The trial is expected to begin enrollment in March 2025 and will focus on ≥18-year-old patients with advanced PDAC.

About PDAC

PDAC is an aggressive form of cancer with a poor prognosis and increasing incidence. It accounts for over 85% of all solid pancreatic tumors. The 5-year relative survival rate is only about 11% for all stages and 3% for metastatic disease. PDAC is characterized by late detection and particularly aggressive biology, which contribute to its dismal outcomes. Surgical resection followed by adjuvant chemotherapy is the only potentially curative treatment, but it is only possible for 10-20% of patients.
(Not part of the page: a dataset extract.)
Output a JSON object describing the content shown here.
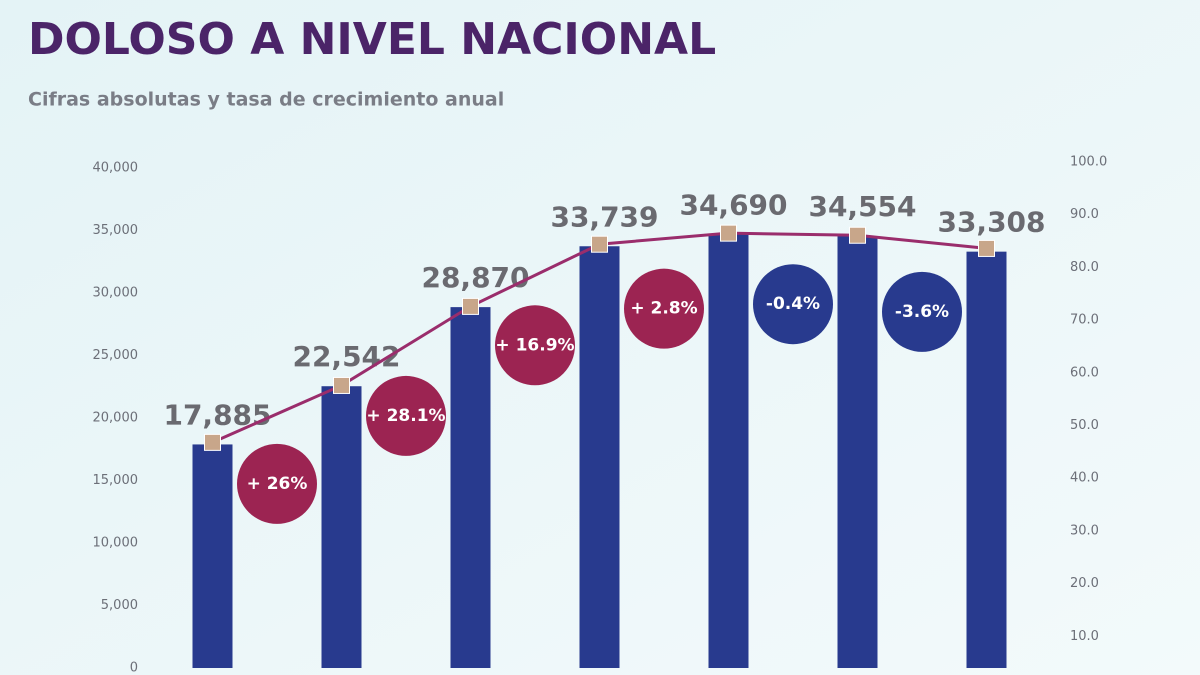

Given these challenges, PDAC remains a critical area for oncological research and innovative treatment approaches.

About MYC

MYC is the most dysregulated oncogene in human cancer, controlling multiple transcriptional programs associated to most hallmarks of cancers, including increased proliferation, metastatic potential, immune suppression and resistance to treatment.

About OMO-103

OMO-103 is a first-in-class and best-in-class mini-protein against MYC. It has successfully been tested in a Phase Ia study in all-comers solid tumors and is currently in a Phase Ib study in metastatic PDAC patients in combination with standard of care chemotherapy.